2. S'il s'oppose à la persévérance, ce sera ou par excès ou par défaut. Mais il ne s'oppose pas à elle par excès, car même l'entêté cède devant le plaisir ou la tristesse, car, selon le Philosophe, « il se réjouit quand il triomphe, et il s'attriste si son avis a le dessous ». Et s'il s'oppose à elle par défaut, l'entêtement sera identique à la mollesse, ce qui est évidemment faux. Donc l'entêtement ne s'oppose d'aucune manière à la persévérance.

3. De même que le persévérant demeure fidèle au bien malgré les tristesses, de même le continent et le tempérant malgré les désirs, le fort malgré les craintes, et le doux malgré les colères. Mais on appelle entêté celui qui persiste à l'excès dans sa position. Donc l'entêtement ne s'oppose pas davantage à la persévérance qu'aux autres vertus.

En sens contraire, Cicéron dit qu'il y a le même rapport entre l'entêtement et la persévérance qu'entre la superstition et la religion. Mais on a dit plus haut que la superstition s'oppose à la religion. Donc aussi l'entêtement à la persévérance.

Réponse

Pour Isidore on appelle pertinax (entêté), quelqu'un qui est « absolument tenace » envers et contre tous. On le dit encore pervicax parce qu'il s'obstine dans son opinion jusqu'à la victoire. Et Aristote appelle ces gens-là « forts-dans-leur-opinion » ou encore « attachés-à-leur-propre-opinion » parce qu'ils s'y obstinent plus qu'il ne faut ; le mou, moins qu'il ne faut ; le persévérant, autant qu'il faut. Il est donc clair qu'on loue la persévérance, située au juste milieu ; on blâme l'entêté parce qu'il le dépasse, et le mou parce qu'il n'y atteint pas.

Solutions

1. Si quelqu'un s'obstine exagérément dans son propre avis, c'est parce qu'il veut ainsi montrer sa supériorité, et c'est pourquoi l'entêtement est causé par la vaine gloire. Or nous avons dit plus haut que l'opposition des vices aux vertus ne se juge pas selon leur cause, mais selon leur espèce propre.

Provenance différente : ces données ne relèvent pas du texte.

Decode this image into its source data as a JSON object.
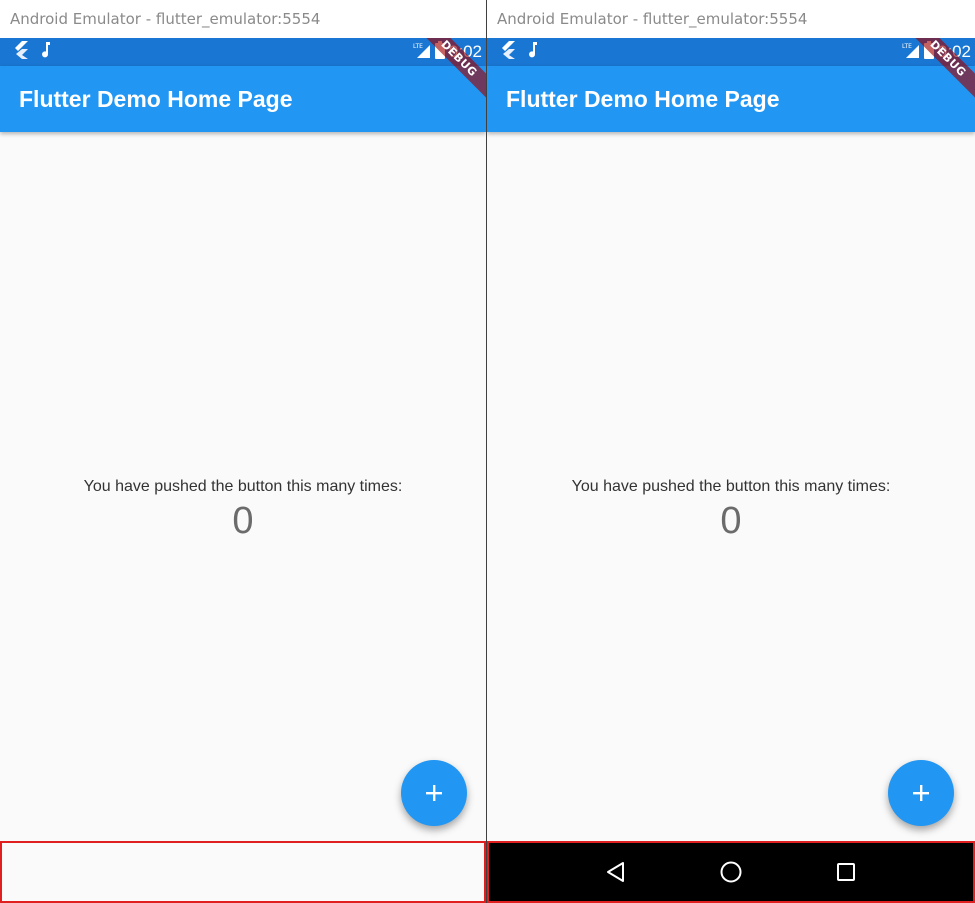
{
  "windows": [
    {
      "title": "Android Emulator - flutter_emulator:5554",
      "status_time": "9:02",
      "debug_label": "DEBUG",
      "app_title": "Flutter Demo Home Page",
      "counter_label": "You have pushed the button this many times:",
      "counter_value": "0",
      "fab_symbol": "+",
      "nav_bar_visible": false
    },
    {
      "title": "Android Emulator - flutter_emulator:5554",
      "status_time": "9:02",
      "debug_label": "DEBUG",
      "app_title": "Flutter Demo Home Page",
      "counter_label": "You have pushed the button this many times:",
      "counter_value": "0",
      "fab_symbol": "+",
      "nav_bar_visible": true,
      "nav_buttons": [
        "back-icon",
        "home-icon",
        "recents-icon"
      ]
    }
  ],
  "colors": {
    "status_bar": "#1976d2",
    "app_bar": "#2196f3",
    "fab": "#2196f3",
    "highlight_border": "#e02020",
    "nav_bar": "#000000",
    "page_background": "#fafafa"
  },
  "icons": {
    "status_left": [
      "flutter-logo-icon",
      "music-note-icon"
    ],
    "status_right": [
      "lte-signal-icon",
      "battery-icon"
    ],
    "fab": "plus-icon"
  }
}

2. L'entêté pèche par excès en ce qu'il s'obstine de façon déréglée contre de nombreuses difficultés. Cependant il y trouve finalement de la jouissance, comme l'homme fort et l'homme persévérant. Mais parce que cette jouissance est vicieuse, comme trop désirée et fuyant la tristesse contraire, l'entêté ressemble à l'intempérant et au mou.

3. Les autres vertus tiennent bon contre l'assaut des passions ; cependant leur mérite propre n'est pas là, comme dans la persévérance. Le mérite de la continence consiste plutôt en sa victoire sur les plaisirs. C'est pourquoi l'entêtement s'oppose directement à la persévérance.